Il fallait cacher le pistolet, non pas de la gestapo, mais d’Olga, car c’était elle, la maîtresse de la maison et elle savait découvrir les moindres cachettes comme un véritable Sherlock Holmes. C’est pourquoi il piétina longtemps dans la cour, dans le bûcher, dans la porcherie où auparavant il y avait des porcs. Il réfléchissait toujours où trouver une bonne cachette. D’abord il mit le pistolet dans le bûcher. Non, ce n’est pas un lieu sûr, non seulement Olga, mais n’importe qui verrait tout de suite que la pile de bois faite en automne avait été dérangée. Et s’il le cachait dans la porcherie? Non, il n’y a pas de lumière et il ne pourrait dissimuler les traces. La neige! Il comptait beaucoup sur la neige pour dissimuler la cachette.
Il enveloppa le pistolet d’un chiffon et le fourra dans un tas de neige sous la palissade sans quitter le sentier, il se souvint de la cachette d’Olga et il se persuada de la justesse du principe paradoxal: il est plus difficile de trouver une cachette proche. Il eut froid dans le dos et il se dit que ce n’était pas le moment de tomber malade, il se précipita dans la maison.
Olga, vêtue comme elle l’était quand elle allait au marché — une pelisse, un châle, des valenkis — errait dans la maison, la lampe à la main, comme si elle cherchait quelque chose sans quoi elle ne pouvait sortir, ou même plus, de quoi dépendait sa quiétude, sa vie. Sur le canapé, dans un coin, se tenait Svéta, tout emmitouflée. L’enfant se taisait, elle observait sa mère d’un regard craintif, non enfantin, ou peut-être, observait-elle la lumière, car elle bougea avec inquiétude quand Olga entra dans la chambre d’Aless. Aless s’approcha et la petite se mit à pleurer.
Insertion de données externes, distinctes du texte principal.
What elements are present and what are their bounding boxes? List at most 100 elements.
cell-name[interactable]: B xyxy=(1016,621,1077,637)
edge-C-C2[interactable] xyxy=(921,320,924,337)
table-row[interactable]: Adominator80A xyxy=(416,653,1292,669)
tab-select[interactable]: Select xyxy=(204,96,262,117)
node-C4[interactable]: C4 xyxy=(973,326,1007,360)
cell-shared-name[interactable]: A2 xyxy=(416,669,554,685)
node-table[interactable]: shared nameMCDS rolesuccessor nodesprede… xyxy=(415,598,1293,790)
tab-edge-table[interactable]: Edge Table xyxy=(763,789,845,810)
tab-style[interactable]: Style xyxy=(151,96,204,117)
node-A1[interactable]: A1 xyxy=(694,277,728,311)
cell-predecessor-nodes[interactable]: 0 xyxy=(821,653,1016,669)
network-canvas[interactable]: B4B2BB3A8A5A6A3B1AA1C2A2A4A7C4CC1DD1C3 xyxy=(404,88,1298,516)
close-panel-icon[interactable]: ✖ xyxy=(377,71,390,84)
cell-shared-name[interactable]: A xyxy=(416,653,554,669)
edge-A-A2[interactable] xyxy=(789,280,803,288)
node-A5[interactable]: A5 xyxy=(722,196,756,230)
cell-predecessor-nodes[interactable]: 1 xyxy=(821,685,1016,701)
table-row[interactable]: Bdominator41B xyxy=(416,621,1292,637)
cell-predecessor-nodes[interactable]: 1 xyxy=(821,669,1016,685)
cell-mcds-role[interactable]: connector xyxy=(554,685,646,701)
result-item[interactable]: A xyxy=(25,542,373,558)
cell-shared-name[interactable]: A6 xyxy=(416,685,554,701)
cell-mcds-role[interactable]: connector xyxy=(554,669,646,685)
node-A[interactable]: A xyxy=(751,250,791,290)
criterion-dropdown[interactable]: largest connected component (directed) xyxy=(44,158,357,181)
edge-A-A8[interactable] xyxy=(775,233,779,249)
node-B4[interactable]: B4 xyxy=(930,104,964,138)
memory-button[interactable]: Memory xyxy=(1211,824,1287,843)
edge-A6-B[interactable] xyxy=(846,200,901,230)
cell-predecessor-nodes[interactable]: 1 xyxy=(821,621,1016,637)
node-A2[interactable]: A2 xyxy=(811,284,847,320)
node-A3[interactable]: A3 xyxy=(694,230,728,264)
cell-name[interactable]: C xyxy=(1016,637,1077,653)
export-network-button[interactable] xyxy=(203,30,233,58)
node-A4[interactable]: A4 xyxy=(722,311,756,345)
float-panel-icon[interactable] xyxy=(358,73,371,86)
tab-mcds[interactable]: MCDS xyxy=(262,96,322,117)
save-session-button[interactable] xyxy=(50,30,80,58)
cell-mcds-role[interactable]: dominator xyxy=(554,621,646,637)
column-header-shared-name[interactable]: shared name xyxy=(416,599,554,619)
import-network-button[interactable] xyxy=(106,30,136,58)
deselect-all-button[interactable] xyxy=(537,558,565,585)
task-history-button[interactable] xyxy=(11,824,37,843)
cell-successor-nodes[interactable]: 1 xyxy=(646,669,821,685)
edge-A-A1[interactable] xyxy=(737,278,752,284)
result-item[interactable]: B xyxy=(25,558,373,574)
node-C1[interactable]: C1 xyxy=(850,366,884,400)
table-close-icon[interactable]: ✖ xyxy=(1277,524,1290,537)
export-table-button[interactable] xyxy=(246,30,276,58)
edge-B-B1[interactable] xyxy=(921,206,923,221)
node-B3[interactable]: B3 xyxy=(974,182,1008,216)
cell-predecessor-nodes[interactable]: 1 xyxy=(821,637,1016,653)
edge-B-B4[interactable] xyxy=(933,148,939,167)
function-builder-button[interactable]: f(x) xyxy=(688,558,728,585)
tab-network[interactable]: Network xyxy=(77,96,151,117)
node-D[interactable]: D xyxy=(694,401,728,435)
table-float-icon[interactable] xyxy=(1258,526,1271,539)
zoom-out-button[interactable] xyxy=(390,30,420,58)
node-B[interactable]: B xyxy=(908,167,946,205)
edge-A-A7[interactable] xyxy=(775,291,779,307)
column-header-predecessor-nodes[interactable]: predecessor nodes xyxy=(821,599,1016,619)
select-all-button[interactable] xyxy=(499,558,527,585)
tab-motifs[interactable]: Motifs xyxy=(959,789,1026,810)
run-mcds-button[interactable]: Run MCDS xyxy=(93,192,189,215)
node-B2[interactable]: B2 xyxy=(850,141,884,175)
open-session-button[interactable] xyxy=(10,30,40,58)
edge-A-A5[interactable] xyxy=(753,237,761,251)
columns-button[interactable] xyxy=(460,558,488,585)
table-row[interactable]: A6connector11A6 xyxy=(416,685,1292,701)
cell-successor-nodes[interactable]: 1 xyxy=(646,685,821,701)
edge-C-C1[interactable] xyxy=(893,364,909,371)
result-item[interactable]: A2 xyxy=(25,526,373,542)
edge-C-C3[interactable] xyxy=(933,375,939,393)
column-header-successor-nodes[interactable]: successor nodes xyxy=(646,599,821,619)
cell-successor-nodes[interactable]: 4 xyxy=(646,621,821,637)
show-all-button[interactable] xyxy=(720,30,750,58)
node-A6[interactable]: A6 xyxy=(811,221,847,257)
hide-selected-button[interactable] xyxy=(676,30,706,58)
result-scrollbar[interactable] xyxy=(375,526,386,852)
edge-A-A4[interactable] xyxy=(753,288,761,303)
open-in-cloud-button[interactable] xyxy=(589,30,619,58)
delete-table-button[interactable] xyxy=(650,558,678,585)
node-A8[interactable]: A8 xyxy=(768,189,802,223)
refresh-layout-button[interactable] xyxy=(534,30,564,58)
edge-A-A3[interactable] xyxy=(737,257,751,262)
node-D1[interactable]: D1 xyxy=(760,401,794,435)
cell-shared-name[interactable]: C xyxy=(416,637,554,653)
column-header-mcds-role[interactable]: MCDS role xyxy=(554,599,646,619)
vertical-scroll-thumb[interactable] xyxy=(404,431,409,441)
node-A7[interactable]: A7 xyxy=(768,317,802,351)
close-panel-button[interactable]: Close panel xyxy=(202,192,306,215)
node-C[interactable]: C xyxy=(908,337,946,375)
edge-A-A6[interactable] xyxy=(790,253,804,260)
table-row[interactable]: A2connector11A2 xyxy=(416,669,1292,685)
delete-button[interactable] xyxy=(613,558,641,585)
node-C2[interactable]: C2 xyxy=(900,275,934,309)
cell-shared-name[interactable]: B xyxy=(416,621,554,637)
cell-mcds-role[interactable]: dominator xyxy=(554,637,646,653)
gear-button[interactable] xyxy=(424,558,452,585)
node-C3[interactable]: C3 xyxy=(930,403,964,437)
Aless ne s’étonna pas quand il vit qu’Olga
allait partir quelque part, plus d’une fois elle avait passé des soirées chez des voisins. Il fut étonné de voir qu’Olga voulait prendre l’enfant. Où? Pourquoi?
Olga sortit de la chambre et éleva la voix sur la petite:
— Tais-toi!
Elle leva la lampe, regarda les murs où étaient accrochées les photos de ses parents, de ses frères, ses anciennes photos à elle, des photos du temps de l’école.
Aless comprit qu’elle ne cherchait rien, que tout simplement elle faisait ses adieux à la maison. Il ne croyait pas qu’elle pût abandonner si facilement les biens amassés. A cause de quoi?